Crypto fraud soars as ‘amateur’ investors flood market
Reports of crypto fraud are surging with the figure reaching almost 10,000 last year amid an explosion of interest in digital assets.
A total of 9,458 cases of crypto fraud were reported in 2021, up by 64 per cent compared to the previous year when 5,758 instances of investment scams were flagged, according to Pinsent Masons.
Despite the risks associated with trading cryptocurrencies, including market volatility, a lack of regulation and fraudsters, retail investors entered the market in their droves last year with an estimated 2.3m British households now holding crypto assets.
“The boom in cryptocurrency activity has continued to attract in fraudsters,” commented Hinesh Shah, Senior Associate Forensic Accountant and Financial Crime Investigator at Pinsent Masons.
“For many amateur investors cryptocurrencies are seen as a get rich quick scheme – which is absolutely perfect for fraudsters who prey on investors’ desires to make an abnormally outsized and speedy profit,” Shah continued.
In 2021, the total transaction value of all crypto assets topped $15.8 trillion – up 567 per cent compared to the previous year according to research firm Chainalysis.

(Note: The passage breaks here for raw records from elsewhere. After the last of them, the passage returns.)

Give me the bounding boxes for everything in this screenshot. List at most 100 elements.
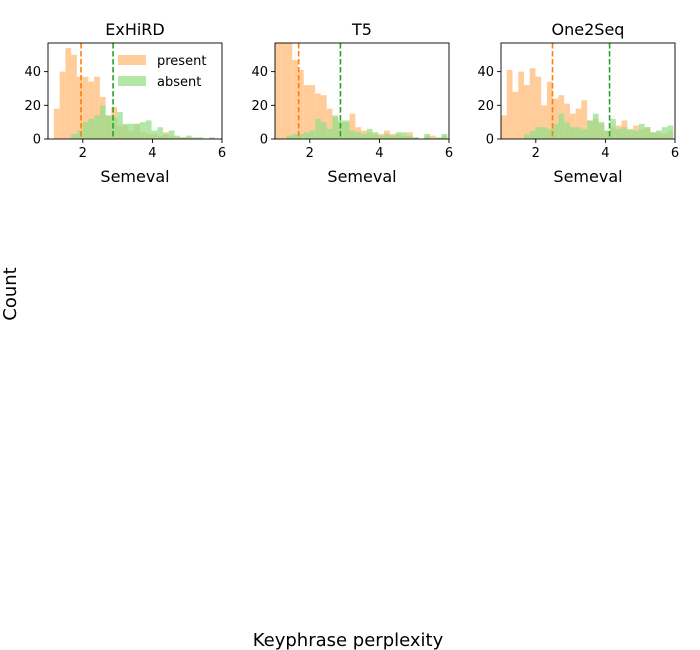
histogram-bar-present [88,81,95,139]
histogram-bar-absent [315,118,321,139]
histogram-bar-absent [644,127,651,139]
histogram-bar-absent [309,130,316,139]
histogram-bar-absent [395,132,402,139]
histogram-bar-absent [587,120,593,139]
subplot-x-axis-label: Semeval [553,167,622,186]
histogram-bar-present [518,71,524,139]
y-tick-label: 0 [33,133,41,148]
subplot-title: One2Seq [552,20,625,39]
histogram-bar-absent [667,125,674,139]
histogram-bar-absent [111,117,118,139]
histogram-bar-present [280,43,287,139]
histogram-bar-present [581,100,588,139]
histogram-bar-absent [208,137,215,139]
histogram-bar-present [320,95,327,139]
legend-label-absent: absent [157,75,201,90]
histogram-bar-absent [598,122,605,139]
histogram-bar-absent [303,132,310,139]
histogram-bar-absent [435,137,442,139]
histogram-bar-absent [151,130,158,139]
histogram-bar-absent [88,118,95,139]
histogram-bar-absent [343,120,350,139]
histogram-bar-absent [82,122,89,139]
histogram-bar-absent [424,133,431,139]
histogram-bar-absent [633,130,639,139]
histogram-bar-absent [552,123,559,139]
y-tick-label: 40 [251,65,268,80]
histogram-bar-present [53,108,60,139]
histogram-bar-absent [355,132,362,139]
histogram-bar-present [275,43,281,139]
histogram-bar-present [76,76,83,139]
histogram-bar-present [564,103,570,139]
histogram-bar-absent [292,133,298,139]
histogram-bar-present [286,43,293,139]
histogram-bar-present [529,68,536,139]
histogram-bar-present [59,71,66,139]
histogram-bar-present [523,85,530,139]
histogram-bar-present [315,93,321,139]
histogram-bar-present [326,108,333,139]
histogram-bar-absent [180,137,186,139]
histogram-bar-absent [638,123,645,139]
histogram-bar-present [575,108,582,139]
histogram-bar-absent [412,137,419,139]
legend-swatch-absent [118,76,146,86]
y-tick-label: 40 [477,65,494,80]
histogram-bar-absent [575,127,582,139]
axes-frame [500,42,676,140]
histogram-bar-present [569,113,576,139]
histogram-bar-absent [407,135,413,139]
histogram-bar-absent [372,132,379,139]
histogram-bar-absent [558,113,565,139]
histogram-bar-absent [71,133,77,139]
x-tick-label: 4 [601,146,609,161]
histogram-bar-absent [541,127,547,139]
histogram-bar-absent [535,127,542,139]
plot-area [501,43,674,139]
x-tick-label: 2 [79,146,87,161]
histogram-bar-absent [604,130,611,139]
histogram-bar-present [506,69,513,139]
histogram-bar-present [501,115,507,139]
histogram-bar-absent [401,132,408,139]
figure-y-axis-label: Count [0,267,21,320]
histogram-bar-absent [661,127,668,139]
histogram-bar-present [292,59,298,139]
histogram-bar-absent [564,122,570,139]
x-tick-label: 4 [375,146,383,161]
histogram-bar-absent [128,123,135,139]
histogram-bar-present [541,105,547,139]
histogram-bar-absent [332,115,339,139]
histogram-bar-present [309,85,316,139]
subplot-x-axis-label: Semeval [100,167,169,186]
axes-frame [47,42,223,140]
x-tick-label: 4 [148,146,156,161]
histogram-bar-absent [615,128,622,139]
histogram-bar-absent [349,130,356,139]
histogram-bar-absent [366,128,373,139]
histogram-bar-absent [656,130,662,139]
subplot-1: 2 4 6 0 20 40 T5 Semeval [251,20,453,186]
histogram-bar-absent [174,135,181,139]
histogram-bar-absent [610,118,616,139]
y-tick-label: 0 [486,133,494,148]
histogram-bar-absent [117,112,123,139]
histogram-bar-present [535,76,542,139]
histogram-bar-absent [326,128,333,139]
y-tick-label: 20 [477,99,494,114]
histogram-bar-present [512,91,519,139]
histogram-bar-absent [168,130,175,139]
histogram-bar-present [94,76,100,139]
histogram-bar-absent [384,133,390,139]
legend-swatch-present [118,55,146,65]
plot-area [275,43,448,139]
histogram-bar-present [65,48,72,139]
histogram-bar-absent [157,127,164,139]
x-tick-label: 6 [218,146,226,161]
x-tick-label: 2 [532,146,540,161]
histogram-bar-absent [163,133,169,139]
histogram-bar-absent [286,135,293,139]
histogram-bar-absent [122,123,129,139]
histogram-bar-absent [621,127,628,139]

Criminals have developed a number of sophisticated techniques to encourage investors to part with their money. Rug Pulls are a common type of scam which involves a creator of a new digital token raising capital and then disappearing with investor funds.
Social media posts for bogus apps or websites and even romance scams which involve fraudsters targeting unsuspecting love interests on dating apps are also increasingly common.
“As long as there is active trading in unregulated crypto currencies then we can expect fraudsters to target the sector,” said Shah.
Crypto assets are not regulated by the UK’s financial watchdog creating considerable uncertainty for investors who are conned out of their money.